Saturday, February 5, 2011

An Old Haunt Revisited

Most people don't stay in their hometown to attend college after high school...but I did.

Most people don't stay in their college town after they graduate from college...but I did.

It can't come as a surprise then that it feels odd to visit old haunts, as Anne would say, around the university. Memories flood my mind as I pass by the buildings or see groups of college kids walking down Franklin to eat on the square in between classes. Was I really them just last year?

For the first time since Finals Week in May 2010, I walked into the Student Union Building today. I purposely avoided this moment for months because a) I wanted it to be a majestic moment when I did go back, such as a reunion with friends and b) it just feels weird going back since I've graduated. Everything feels different.

There was no angelic chorus when I walked through the door, no bright lights making a way for me. If anything, there were a few rays of sun reflecting on the snow. I walked down the stairs in a nearly empty building and found my way to the ATM, which is why I was there in the first place. Another dash in my majestic return. No friends awaited me.
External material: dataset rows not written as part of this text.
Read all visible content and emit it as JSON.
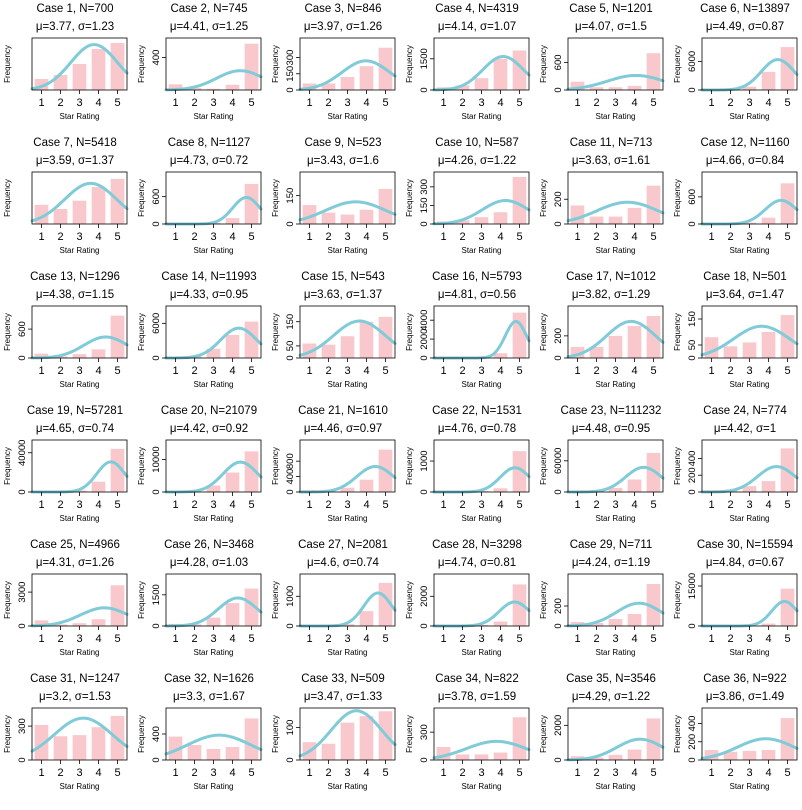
{
  "chart_data": {
    "type": "bar",
    "layout": "6x6 grid of histograms with fitted normal curve",
    "categories": [
      "1",
      "2",
      "3",
      "4",
      "5"
    ],
    "xlabel": "Star Rating",
    "ylabel": "Frequency",
    "colors": {
      "bar": "#f9c8cc",
      "curve": "#80cbd8"
    },
    "panels": [
      {
        "title": "Case 1, N=700",
        "stats": "μ=3.77, σ=1.23",
        "yticks": [],
        "yticklabels": [],
        "ymax": 260,
        "values": [
          55,
          75,
          130,
          205,
          235
        ]
      },
      {
        "title": "Case 2, N=745",
        "stats": "μ=4.41, σ=1.25",
        "yticks": [
          400
        ],
        "yticklabels": [
          "400"
        ],
        "ymax": 640,
        "values": [
          70,
          25,
          15,
          65,
          570
        ]
      },
      {
        "title": "Case 3, N=846",
        "stats": "μ=3.97, σ=1.26",
        "yticks": [
          0,
          150,
          300
        ],
        "yticklabels": [
          "0",
          "150",
          "300"
        ],
        "ymax": 480,
        "values": [
          60,
          60,
          120,
          220,
          390
        ]
      },
      {
        "title": "Case 4, N=4319",
        "stats": "μ=4.14, σ=1.07",
        "yticks": [
          0,
          1500
        ],
        "yticklabels": [
          "0",
          "1500"
        ],
        "ymax": 2500,
        "values": [
          130,
          220,
          570,
          1500,
          1900
        ]
      },
      {
        "title": "Case 5, N=1201",
        "stats": "μ=4.07, σ=1.5",
        "yticks": [
          0,
          600
        ],
        "yticklabels": [
          "0",
          "600"
        ],
        "ymax": 1130,
        "values": [
          180,
          60,
          60,
          90,
          800
        ]
      },
      {
        "title": "Case 6, N=13897",
        "stats": "μ=4.49, σ=0.87",
        "yticks": [
          0,
          6000
        ],
        "yticklabels": [
          "0",
          "6000"
        ],
        "ymax": 10900,
        "values": [
          200,
          200,
          700,
          3800,
          9000
        ]
      },
      {
        "title": "Case 7, N=5418",
        "stats": "μ=3.59, σ=1.37",
        "yticks": [],
        "yticklabels": [],
        "ymax": 1900,
        "values": [
          700,
          550,
          850,
          1350,
          1650
        ]
      },
      {
        "title": "Case 8, N=1127",
        "stats": "μ=4.73, σ=0.72",
        "yticks": [
          0,
          600
        ],
        "yticklabels": [
          "0",
          "600"
        ],
        "ymax": 1140,
        "values": [
          10,
          10,
          20,
          130,
          880
        ]
      },
      {
        "title": "Case 9, N=523",
        "stats": "μ=3.43, σ=1.6",
        "yticks": [
          0,
          150
        ],
        "yticklabels": [
          "0",
          "150"
        ],
        "ymax": 275,
        "values": [
          100,
          60,
          50,
          75,
          185
        ]
      },
      {
        "title": "Case 10, N=587",
        "stats": "μ=4.26, σ=1.22",
        "yticks": [
          0,
          150,
          300
        ],
        "yticklabels": [
          "0",
          "150",
          "300"
        ],
        "ymax": 420,
        "values": [
          20,
          30,
          55,
          95,
          380
        ]
      },
      {
        "title": "Case 11, N=713",
        "stats": "μ=3.63, σ=1.61",
        "yticks": [
          0,
          200
        ],
        "yticklabels": [
          "0",
          "200"
        ],
        "ymax": 420,
        "values": [
          150,
          60,
          60,
          130,
          310
        ]
      },
      {
        "title": "Case 12, N=1160",
        "stats": "μ=4.66, σ=0.84",
        "yticks": [
          0,
          600
        ],
        "yticklabels": [
          "0",
          "600"
        ],
        "ymax": 1150,
        "values": [
          20,
          10,
          30,
          140,
          900
        ]
      },
      {
        "title": "Case 13, N=1296",
        "stats": "μ=4.38, σ=1.15",
        "yticks": [
          0,
          600
        ],
        "yticklabels": [
          "0",
          "600"
        ],
        "ymax": 1080,
        "values": [
          90,
          30,
          80,
          180,
          880
        ]
      },
      {
        "title": "Case 14, N=11993",
        "stats": "μ=4.33, σ=0.95",
        "yticks": [
          0,
          6000
        ],
        "yticklabels": [
          "0",
          "6000"
        ],
        "ymax": 9000,
        "values": [
          100,
          300,
          1600,
          4000,
          6300
        ]
      },
      {
        "title": "Case 15, N=543",
        "stats": "μ=3.63, σ=1.37",
        "yticks": [
          0,
          50,
          150
        ],
        "yticklabels": [
          "0",
          "50",
          "150"
        ],
        "ymax": 215,
        "values": [
          60,
          55,
          90,
          150,
          170
        ]
      },
      {
        "title": "Case 16, N=5793",
        "stats": "μ=4.81, σ=0.56",
        "yticks": [
          0,
          2000,
          4000
        ],
        "yticklabels": [
          "0",
          "2000",
          "4000"
        ],
        "ymax": 5500,
        "values": [
          40,
          20,
          70,
          500,
          4800
        ]
      },
      {
        "title": "Case 17, N=1012",
        "stats": "μ=3.82, σ=1.29",
        "yticks": [
          0,
          200
        ],
        "yticklabels": [
          "0",
          "200"
        ],
        "ymax": 470,
        "values": [
          100,
          100,
          200,
          290,
          380
        ]
      },
      {
        "title": "Case 18, N=501",
        "stats": "μ=3.64, σ=1.47",
        "yticks": [
          0,
          50,
          150
        ],
        "yticklabels": [
          "0",
          "50",
          "150"
        ],
        "ymax": 200,
        "values": [
          80,
          45,
          60,
          100,
          165
        ]
      },
      {
        "title": "Case 19, N=57281",
        "stats": "μ=4.65, σ=0.74",
        "yticks": [
          0,
          40000
        ],
        "yticklabels": [
          "0",
          "40000"
        ],
        "ymax": 53000,
        "values": [
          500,
          500,
          1500,
          10500,
          44000
        ]
      },
      {
        "title": "Case 20, N=21079",
        "stats": "μ=4.42, σ=0.92",
        "yticks": [
          0,
          10000
        ],
        "yticklabels": [
          "0",
          "10000"
        ],
        "ymax": 16000,
        "values": [
          300,
          400,
          2000,
          6000,
          12500
        ]
      },
      {
        "title": "Case 21, N=1610",
        "stats": "μ=4.46, σ=0.97",
        "yticks": [
          0,
          400,
          800
        ],
        "yticklabels": [
          "0",
          "400",
          "800"
        ],
        "ymax": 1350,
        "values": [
          50,
          30,
          110,
          320,
          1100
        ]
      },
      {
        "title": "Case 22, N=1531",
        "stats": "μ=4.76, σ=0.78",
        "yticks": [
          0,
          1000
        ],
        "yticklabels": [
          "0",
          "1000"
        ],
        "ymax": 1680,
        "values": [
          40,
          20,
          30,
          120,
          1320
        ]
      },
      {
        "title": "Case 23, N=111232",
        "stats": "μ=4.48, σ=0.95",
        "yticks": [
          0,
          60000
        ],
        "yticklabels": [
          "0",
          "60000"
        ],
        "ymax": 100000,
        "values": [
          3000,
          3000,
          8000,
          24000,
          75000
        ]
      },
      {
        "title": "Case 24, N=774",
        "stats": "μ=4.42, σ=1",
        "yticks": [
          0,
          200,
          400
        ],
        "yticklabels": [
          "0",
          "200",
          "400"
        ],
        "ymax": 620,
        "values": [
          20,
          20,
          70,
          130,
          520
        ]
      },
      {
        "title": "Case 25, N=4966",
        "stats": "μ=4.31, σ=1.26",
        "yticks": [
          0,
          3000
        ],
        "yticklabels": [
          "0",
          "3000"
        ],
        "ymax": 4600,
        "values": [
          500,
          130,
          250,
          600,
          3600
        ]
      },
      {
        "title": "Case 26, N=3468",
        "stats": "μ=4.28, σ=1.03",
        "yticks": [
          0,
          1500
        ],
        "yticklabels": [
          "0",
          "1500"
        ],
        "ymax": 2500,
        "values": [
          100,
          80,
          400,
          1100,
          1800
        ]
      },
      {
        "title": "Case 27, N=2081",
        "stats": "μ=4.6, σ=0.74",
        "yticks": [
          0,
          1000
        ],
        "yticklabels": [
          "0",
          "1000"
        ],
        "ymax": 1750,
        "values": [
          30,
          20,
          60,
          500,
          1450
        ]
      },
      {
        "title": "Case 28, N=3298",
        "stats": "μ=4.74, σ=0.81",
        "yticks": [
          0,
          2000
        ],
        "yticklabels": [
          "0",
          "2000"
        ],
        "ymax": 3500,
        "values": [
          80,
          30,
          70,
          300,
          2800
        ]
      },
      {
        "title": "Case 29, N=711",
        "stats": "μ=4.24, σ=1.19",
        "yticks": [
          0,
          200
        ],
        "yticklabels": [
          "0",
          "200"
        ],
        "ymax": 520,
        "values": [
          40,
          30,
          70,
          120,
          420
        ]
      },
      {
        "title": "Case 30, N=15594",
        "stats": "μ=4.84, σ=0.67",
        "yticks": [
          0,
          15000
        ],
        "yticklabels": [
          "0",
          "15000"
        ],
        "ymax": 19500,
        "values": [
          300,
          100,
          200,
          900,
          14000
        ]
      },
      {
        "title": "Case 31, N=1247",
        "stats": "μ=3.2, σ=1.53",
        "yticks": [
          0,
          300
        ],
        "yticklabels": [
          "0",
          "300"
        ],
        "ymax": 460,
        "values": [
          310,
          210,
          220,
          290,
          390
        ]
      },
      {
        "title": "Case 32, N=1626",
        "stats": "μ=3.3, σ=1.67",
        "yticks": [
          0,
          400
        ],
        "yticklabels": [
          "0",
          "400"
        ],
        "ymax": 800,
        "values": [
          360,
          230,
          170,
          200,
          640
        ]
      },
      {
        "title": "Case 33, N=509",
        "stats": "μ=3.47, σ=1.33",
        "yticks": [
          0,
          100
        ],
        "yticklabels": [
          "0",
          "100"
        ],
        "ymax": 160,
        "values": [
          55,
          50,
          115,
          135,
          150
        ]
      },
      {
        "title": "Case 34, N=822",
        "stats": "μ=3.78, σ=1.59",
        "yticks": [
          0,
          300
        ],
        "yticklabels": [
          "0",
          "300"
        ],
        "ymax": 560,
        "values": [
          140,
          60,
          60,
          80,
          460
        ]
      },
      {
        "title": "Case 35, N=3546",
        "stats": "μ=4.29, σ=1.22",
        "yticks": [
          0,
          2000
        ],
        "yticklabels": [
          "0",
          "2000"
        ],
        "ymax": 3000,
        "values": [
          220,
          150,
          300,
          600,
          2400
        ]
      },
      {
        "title": "Case 36, N=922",
        "stats": "μ=3.86, σ=1.49",
        "yticks": [
          0,
          200,
          400
        ],
        "yticklabels": [
          "0",
          "200",
          "400"
        ],
        "ymax": 570,
        "values": [
          110,
          90,
          100,
          110,
          460
        ]
      }
    ]
  }
}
Only some dancers, and from the way they were dressed and the music they were listening to, I am assuming they were swing dancers. I found the right ATM and almost laughed out loud. The poor dancers had put their laptop between two of the machines and taped computer speakers to the top of the two ATMs. Unfortunately, I needed one of those ATMs. They had to wait until I was finished with my transaction before they could continue. I felt awkward going through the process to withdraw money. Oh, and did I mention the ATM was using some sort of dial-up connection? I can equate it best to retrieving money from a machine and having someone behind you waiting in line, only times that person by six.

Although I did not have the beautiful return to Truman like I wanted, running into the arms of friends who have moved away and seeing professors from past classes, what happened today reminded me how much I loved being in college. Why is it that we rush through life trying to get somewhere else instead of enjoying exactly where God has placed us?